Gordon Brown is to advise the Welsh Government on its plans to help Wales recover from the coronavirus emergency.
The former Prime Minister will join an external advisory group due to be appointed by the Counsel General, Jeremy Miles who was put in charge of coordinating the recovery plan by the First Minister.
The Welsh Government says the advisory group is intended to enable ministers to draw on expertise from outside Wales as it works out how to plan for a post-crisis future.
They won't be paid for their work advising Welsh ministers which is I understand will be offered through a series of roundtable discussions.
It's remit is yet to be set, nor the length of time it'll be in place. According to the Welsh Government, 'the Wales Centre for Public Policy is providing a framework for the discussions.'
Mr Brown's appointment has been criticised by the Conservatives who've called it 'politicising' the recovery process and 'wheeling out a Labour Party has-been' while Plaid Cymru said it was worried he would bring 'ideological baggage' to an important task.
As well as Mr Brown, two other well-known names have been appointed.
Paul Johnson is an academic and former civil servant best-known for his work with the respected economics think tank, the Institute for Fiscal Studies where he is now the director.

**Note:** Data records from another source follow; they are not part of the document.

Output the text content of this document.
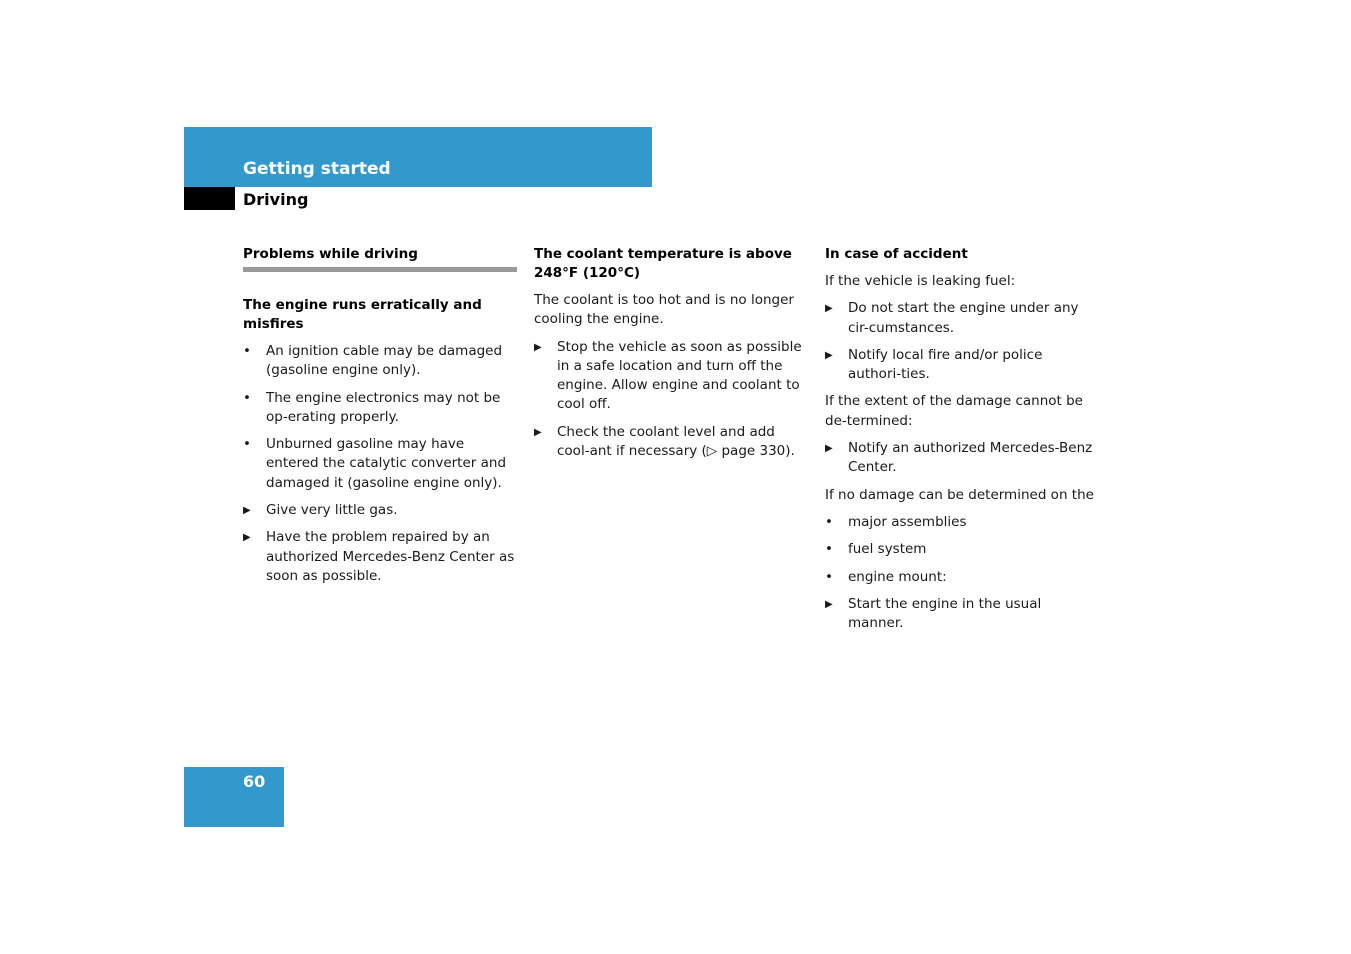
Getting started
Driving

Problems while driving

The engine runs erratically and misfires

•	An ignition cable may be damaged (gasoline engine only).
•	The engine electronics may not be op-erating properly.
•	Unburned gasoline may have entered the catalytic converter and damaged it (gasoline engine only).
▶	Give very little gas.
▶	Have the problem repaired by an authorized Mercedes-Benz Center as soon as possible.

The coolant temperature is above 248°F (120°C)

The coolant is too hot and is no longer cooling the engine.

▶	Stop the vehicle as soon as possible in a safe location and turn off the engine. Allow engine and coolant to cool off.
▶	Check the coolant level and add cool-ant if necessary (▷ page 330).

In case of accident

If the vehicle is leaking fuel:

▶	Do not start the engine under any cir-cumstances.
▶	Notify local fire and/or police authori-ties.

If the extent of the damage cannot be de-termined:

▶	Notify an authorized Mercedes-Benz Center.

If no damage can be determined on the

•	major assemblies
•	fuel system
•	engine mount:
▶	Start the engine in the usual manner.
60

Doctor Rebecca Heaton is a senior executive with the energy generation company, the Drax Group and a member of the Committee on Climate Change which advises the UK Government.
On Tuesday, Mr Brown, who was premier between 2007 and 2010, called on US President Donald Trump and Chinese President Xi Jinping to "step up to the plate" and pledge to join a multibillion-pound drive to prevent a second wave of coronavirus.
He insisted there was a "deadly urgency" about nations working together now to stop a second wave of the disease impacting on the world's poorest countries, and then returning to the rest of the globe.
Jeremy Miles is expected to give more details of the external advisory group when he takes the Welsh Government's daily press conference later today (Wednesday).
The Welsh Conservatives have criticised the appointment of Gordon Brown as 'wheeling out a Labour Party has-been.'
The last thing that people in Wales need during this time of unprecedented crisis is another dose of Gordon Brown.
Plaid Cymru has welcomed the news that recovery planning is beginning but concerned that Mr Brown could bring 'ideological baggage.'
While I welcome the fact that the Welsh Government is already starting the work of post-Covid rebuilding, I hope they will reflect on what the road ahead requires, which is a complete and unambiguous dedication to forging the best possible future for Wales.